(December 19, 2014, Los Angeles) – As President Obama announces a major shift in U.S.-Cuba relations, CARECEN welcomes what in his words is “a new approach." We believe normalization of this long-fraught relationship can signal a new diplomacy in the region, and will shift the dialogue back to the real interests of both countries.
President Obama has noted that the policy of isolation that the United States pursued for more than fifty years failed to advance U.S. interests and harmed ordinary Cubans. These first steps perhaps forecast a more candid dialogue about strengthening relations between the people of the U.S. and Cuba.
However, this is only a beginning, and the President cannot do it alone. The other part of this harmful policy, a five-decade-long trade embargo that never achieved its goals, remains in place and enshrined in U.S. law. We hope that, as the president said, this opening can begin an honest debate about how to engage fairly and freely with Cuba. As with immigration reform, the impetus for lasting change remains with the Congress, and a bipartisan spirit is required to forge a new way forward. We hope the Congress takes up this opportunity.
The President has said that we should not "continue doing the same thing over a period of five decades and expect a different result." Indeed, as with immigration reform, today’s geopolitical realities require creative new ideas, not blind adherence to bankrupt methods.
President's Obama’s inspiring words that we should be "pursuing the world as it should be instead of settling for the world as it is" give us hope that sensible relations among Western Hemisphere countries can finally put to rest old hatreds and recommit us all to address current, urgent problems.

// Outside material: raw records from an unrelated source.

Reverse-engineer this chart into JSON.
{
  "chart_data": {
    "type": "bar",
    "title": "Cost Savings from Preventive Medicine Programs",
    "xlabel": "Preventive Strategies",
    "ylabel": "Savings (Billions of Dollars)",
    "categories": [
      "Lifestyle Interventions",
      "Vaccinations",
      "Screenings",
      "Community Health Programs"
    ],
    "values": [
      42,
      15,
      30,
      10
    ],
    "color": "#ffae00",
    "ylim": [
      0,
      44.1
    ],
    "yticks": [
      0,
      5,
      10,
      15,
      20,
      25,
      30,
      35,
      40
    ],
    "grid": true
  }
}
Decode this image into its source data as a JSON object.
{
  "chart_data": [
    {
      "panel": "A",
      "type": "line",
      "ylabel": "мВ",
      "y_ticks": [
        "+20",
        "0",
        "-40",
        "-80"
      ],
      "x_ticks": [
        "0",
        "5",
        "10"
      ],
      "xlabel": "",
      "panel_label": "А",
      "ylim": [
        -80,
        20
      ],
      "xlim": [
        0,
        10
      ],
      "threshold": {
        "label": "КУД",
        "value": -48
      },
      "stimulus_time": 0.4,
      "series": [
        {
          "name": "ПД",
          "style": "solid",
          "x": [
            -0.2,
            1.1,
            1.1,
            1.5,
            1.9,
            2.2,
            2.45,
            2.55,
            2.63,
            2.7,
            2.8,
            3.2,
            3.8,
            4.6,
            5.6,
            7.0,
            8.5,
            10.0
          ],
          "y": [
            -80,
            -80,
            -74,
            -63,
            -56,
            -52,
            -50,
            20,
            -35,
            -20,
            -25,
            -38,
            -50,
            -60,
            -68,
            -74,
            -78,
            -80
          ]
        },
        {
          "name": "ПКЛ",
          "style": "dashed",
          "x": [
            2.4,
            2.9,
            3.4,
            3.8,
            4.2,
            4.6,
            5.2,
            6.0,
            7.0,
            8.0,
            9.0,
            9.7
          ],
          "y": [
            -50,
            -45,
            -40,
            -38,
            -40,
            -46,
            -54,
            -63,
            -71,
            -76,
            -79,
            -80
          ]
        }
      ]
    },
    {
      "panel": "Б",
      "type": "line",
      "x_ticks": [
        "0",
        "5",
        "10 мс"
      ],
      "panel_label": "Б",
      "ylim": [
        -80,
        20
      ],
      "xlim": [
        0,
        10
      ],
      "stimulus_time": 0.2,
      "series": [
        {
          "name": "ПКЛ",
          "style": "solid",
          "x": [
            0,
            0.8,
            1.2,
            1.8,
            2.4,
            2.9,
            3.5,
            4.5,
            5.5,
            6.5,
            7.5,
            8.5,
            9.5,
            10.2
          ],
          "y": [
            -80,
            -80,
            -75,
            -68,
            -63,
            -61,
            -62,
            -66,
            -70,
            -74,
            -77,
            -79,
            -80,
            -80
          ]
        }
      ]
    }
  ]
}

CARECEN has worked for 31 years to protect the rights and dignity of Central American and Latino immigrants in Southern California. Since its founding in 1983, when thousands of Central Americans were fleeing the brutality of civil war, CARECEN has worked to change unjust immigration policies, win legal status for immigrants, and foster community activism on issues such as education reform, workers and immigrant rights, economic justice and community strengthening.